La leggenda del serpente bianco, affascinante spettacolo dalla Cina al “Bonci” di Cesena

Lo spettacolo è andato in scena nella serata di ieri, domenica 6 gennaio

La leggenda del serpente bianco, affascinante spettacolo dalla Cina al “Bonci” di Cesena

Quando si intraprende un cammino inedito, un percorso sconosciuto, il nostro primo sentimento è lo straniamento. Rimaniamo perplessi, confrontando le nostre aspettative con la realtà. Lo straniamento è la prima risposta all'allestimento di un'opera cinese, un capolavoro dell'Opera di Pechino. “La leggenda del serpente bianco”, che deriva dal folklore cinese, ha rappresentato il primo esempio di opera cinese giunta in Occidente nel 1955, quando il regista Mei Lanfang (1894 – 1961) portò la sua versione del dramma in Unione Sovietica prima e in Europa poi.

L’opera descrive l’incontro tra la Dama Bianca, un’incantevole donna sotto le cui sembianze si nasconde lo spirito del Serpente Bianco, e Xu Xian, un giovane uomo. I due si innamorano e subito si sposano. Il monaco Fahai, però, invidioso del loro amore e convinto che un essere umano non possa innamorarsi di uno spirito, escogita numerose trovate per metterli alla prova e ostacolarli, col fermo intento di porre fine alla loro unione. In conclusione, la Dama Bianca confesserà la verità a Xu Xian ed entrambi riusciranno a esprimere i loro sentimenti più autentici, rafforzando il loro legame e trovando un modo per restare insieme malgrado le difficoltà.

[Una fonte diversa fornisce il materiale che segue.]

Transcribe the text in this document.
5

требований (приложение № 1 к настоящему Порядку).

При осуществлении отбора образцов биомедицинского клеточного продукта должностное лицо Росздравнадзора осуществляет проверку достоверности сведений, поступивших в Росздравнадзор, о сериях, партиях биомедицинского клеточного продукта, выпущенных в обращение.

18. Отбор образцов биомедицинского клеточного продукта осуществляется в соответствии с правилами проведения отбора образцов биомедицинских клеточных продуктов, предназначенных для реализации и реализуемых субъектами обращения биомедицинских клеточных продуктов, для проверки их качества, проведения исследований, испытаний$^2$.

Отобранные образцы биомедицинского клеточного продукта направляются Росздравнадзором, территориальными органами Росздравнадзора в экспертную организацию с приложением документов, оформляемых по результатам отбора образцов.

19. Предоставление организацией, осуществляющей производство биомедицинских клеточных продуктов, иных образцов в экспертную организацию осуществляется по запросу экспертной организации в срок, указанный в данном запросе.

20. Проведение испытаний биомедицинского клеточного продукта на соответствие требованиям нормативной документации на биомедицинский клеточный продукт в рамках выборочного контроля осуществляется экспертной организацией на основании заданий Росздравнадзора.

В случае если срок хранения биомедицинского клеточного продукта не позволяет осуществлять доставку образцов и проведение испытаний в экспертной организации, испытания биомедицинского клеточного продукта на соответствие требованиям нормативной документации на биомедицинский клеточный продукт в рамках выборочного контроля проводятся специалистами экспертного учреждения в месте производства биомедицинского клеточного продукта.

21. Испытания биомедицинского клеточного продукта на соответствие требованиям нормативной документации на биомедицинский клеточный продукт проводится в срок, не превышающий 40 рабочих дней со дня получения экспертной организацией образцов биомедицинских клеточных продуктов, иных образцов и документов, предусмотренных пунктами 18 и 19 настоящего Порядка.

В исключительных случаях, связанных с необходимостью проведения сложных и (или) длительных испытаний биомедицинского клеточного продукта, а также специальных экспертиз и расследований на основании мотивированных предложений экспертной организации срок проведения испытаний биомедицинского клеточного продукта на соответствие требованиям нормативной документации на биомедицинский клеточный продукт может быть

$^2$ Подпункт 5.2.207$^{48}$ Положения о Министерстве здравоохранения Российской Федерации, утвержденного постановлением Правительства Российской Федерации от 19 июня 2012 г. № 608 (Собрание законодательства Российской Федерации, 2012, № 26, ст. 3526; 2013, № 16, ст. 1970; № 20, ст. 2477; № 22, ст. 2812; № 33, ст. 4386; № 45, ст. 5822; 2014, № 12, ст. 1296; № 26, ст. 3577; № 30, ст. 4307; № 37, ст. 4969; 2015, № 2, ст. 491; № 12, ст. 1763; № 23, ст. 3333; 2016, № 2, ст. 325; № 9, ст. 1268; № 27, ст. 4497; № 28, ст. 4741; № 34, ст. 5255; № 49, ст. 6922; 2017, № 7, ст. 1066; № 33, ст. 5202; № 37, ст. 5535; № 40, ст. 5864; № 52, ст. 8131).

L'opera di Pechino, di cui la versione di Mei Lanfang rappresenta l'ultima incarnazione, è un'unione di tutte le forme artistiche in un unico corpo. La danza, il canto, la recitazione, le azioni acrobatiche, la musica: è tutto insieme, e si può osservare l'interprete che ha cantato per dieci minuti a gola spiegata iniziare una serie di complicate mosse di danza acrobatica da lasciare senza fiato lo spettatore. Passato il primo momento di straniamento, ci si rende conto che la profonda differenza fra il teatro orientale e quello occidentale è il simbolismo. Non si cerca, per nulla, di imitare la realtà. Se Xu Xian, la Dama Bianca, sua sorella Blu salgono su una barca per attraversare il lago, basterà che entri in scena un barcaiolo col suo remo e le movenze dei quattro attori ci faranno capire che stanno attraversando il lago. Durante il grande combattimento della seconda parte (lo ripetiamo, a scanso di equivoci: una scena lunghissima che sembra durare pochi minuti per la quantità e la qualità delle coreografie) non ci saranno veri colpi fra la Dama Bianca, sua sorella Blu e i monaci guerrieri che vogliono sconfiggerle. I colpi ci saranno, ma saranno simbolici, quasi ieratici. Un punto di contatto fra Oriente e Occidente (e si comprende come il teatro orientale ebbe effetti soprattutto sugli allestimenti di teatro classico) è l'uso della maschera. Nel teatro greco e latino la maschera copriva il volto dell'interprete, facilitando l'identificazione del personaggio da parte dello spettatore e permettendo a un solo attore di impersonare vari ruoli; nel teatro cinese non ci sono le stesse maschere, ma il trucco utilizzato, così forte e delineato ha, approssimativamente, lo stesso effetto, l'identificazione è immediata e l'attenzione, più che sulla fisionomia dell'attore, può concentrarsi sulle sue movenze. Forse era lo stesso nell'antica Grecia: di sicuro raramente si sono visti gesti più eleganti, raffinati, perfettamente esatti nella capacità degli interpreti di misurare le forze. Un sovrano ordine, un autocontrollo pressoché assoluto: solo così si riesce a vincere la propria fisicità, o, meglio, a incanalarla in modo efficace e suggestivo. La sera di sabato (lo spettacolo viene replicato la sera di domenica 6) il teatro “Bonci” era pieno, e il pubblico ha tributato entusiasti applausi ai numerosi e validissimi interpreti. Più che giustamente.